174. Extrait
Le grand chirurgien est là, derrière son masque
et sa robe de moine vert. Ce qu’il pense ici, il ne l’a jamais dit et ne
le dira jamais. En face, dans le même uniforme, une simple étudiante
choisie parce qu’elle est ambidextre, calme, et habile de ses doigts. Capable
de faire des nœuds minuscules des
deux mains. L’instrumentiste tient déjà ce qui va servir
dans quelques secondes.
Le silence gèle sous la lumière crue du Scialytique. On n’entend
que la respiration de l’opéré et parfois sa voix éteinte
qui geint. On ne l’a pas endormi. Ainsi, un simple contact d’un doigt sur
son cerveau heureusement insensible déclenchera ces sons ou ces gerbes
de lumière qui indiquent
l’usage de cette zone précise et disent si elle fonctionne encore.
L’étudiante aide le volet crânien à s’ouvrir comme on
force une porte sur l’inconnu.
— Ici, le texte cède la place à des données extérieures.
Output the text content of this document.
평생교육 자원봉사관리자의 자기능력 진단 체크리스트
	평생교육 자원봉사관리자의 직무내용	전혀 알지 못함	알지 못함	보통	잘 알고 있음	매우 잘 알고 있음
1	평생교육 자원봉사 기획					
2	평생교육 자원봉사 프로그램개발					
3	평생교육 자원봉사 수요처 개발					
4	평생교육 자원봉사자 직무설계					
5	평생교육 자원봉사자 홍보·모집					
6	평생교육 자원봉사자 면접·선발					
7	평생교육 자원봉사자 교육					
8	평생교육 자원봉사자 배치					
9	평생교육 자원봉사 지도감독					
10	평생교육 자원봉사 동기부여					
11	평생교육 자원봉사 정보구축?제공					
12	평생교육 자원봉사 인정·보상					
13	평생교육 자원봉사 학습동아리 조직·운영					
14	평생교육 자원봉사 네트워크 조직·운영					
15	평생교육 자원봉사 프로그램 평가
Dessous apparaît un paysage grisâtre
où de fines artères rouges palpitent au même rythme.
Des milliards de fils invisibles s’entrelacentsous cette tapisserie en relief.
Deux ans déjà qu’on l’appelle pour assister ce patron. Elle
faisait fièrement ce travail sans émotion, mais aujourd’hui
elle a de tels soucis
dans sa propre vie qu’elle ne peut plus garder ses distances. Ce qu’elle
a sous les yeux ne peut rester matière grise, même dite noble.
Elle imagine sous cette enveloppe le secret des milliards de souvenirs, d’angoisses
ou de jouissances accumulées en vingt-cinq ans. Tout est caché
là, sous une lumière éclatante, entre les champs stériles
éblouissants.
Le gisant est un plâtrier, divorcé, troubles de l’équilibre
depuis trois mois. Il a peur et halète sous le drap. Son encéphale
découvert est le lieu le plus inconnu et le plus complexe du
monde.
Pour la première fois, l’étudiante ne supporte plus de toucher
un cerveau qui est un homme. Elle voudrait fermer les yeux pour être
ailleurs, très loin. Elle a horreur de tous les gestes lents dans
le silence, de celui du chirurgien tâtant une circonvolution :
- Que ressentez-vous ?
- Rien.
- Et ici ?
- Arrêtez. Je crois que c’est ma mère.
- Elle est morte ?
- Je ne sais plus. Arrêtez, monsieur.
L’étudiante va enfin se réfugier dans ses amours quand un des
petits ruisseaux crève, aspergeant le masque du patron. L’instrumentiste
a déjà tendu le clip d’argent. Passer un fil fin comme un cheveu
sous l’artère minuscule. Mais cette fois le nœud lâche. A refaire.
Il lâche encore. A refaire. Regard inquiet du vis-à-vis.
- Faites vite s’il vous plaît, mademoiselle.
Cette artériole en fuite de vie, qu’alimente-t-elle ? Des images d’amour
ou de guerre ? Etrange question alors qu’il faut chercher à travers
une jungle de neurones cette maigre source de sang vif qui déborde,
inonde les méninges et va tout emporter. Heureusement cette fois le
nœud serre bien. Elle espère que personne ne voit son dos trempé
d’angoisse. Le chirurgien se penche et garde un moment le silence puis :
- On referme.
Le patient est soulagé mais les autres ont compris : inutile d’aller
plus loin. La tumeur est bien une saleté. En enlevant ce gliome on
ne sauvera rien et le plâtrier perdra l’écriture et la parole
pour le peu temps qu’il lui reste. La nature pervertie va dissoudre tous
ses secrets avant d’atteindre ses profondeurs mortelles.
Le volet est refermé. Le chirurgien déjà debout a jeté
ses gants. L’instrumentiste s’est glissé dans le couloir. A l’étudiante
de recoudre la peau. Elle est seule avec sa nausée. Ses doigts tremblent.
Cette suture de rien du tout lui paraît au-dessus de ses forces.
Bientôt, l’homme va questionner. Elle va mentir sous la lampe aux clartés
crues : ce malheureux devra se croire opéré. Il pourra traîner
encore quelques semaines d’espoir et faire des projets dans son jardin secret
avant d’en rejoindre un autre dont personne n’a jamais rien su.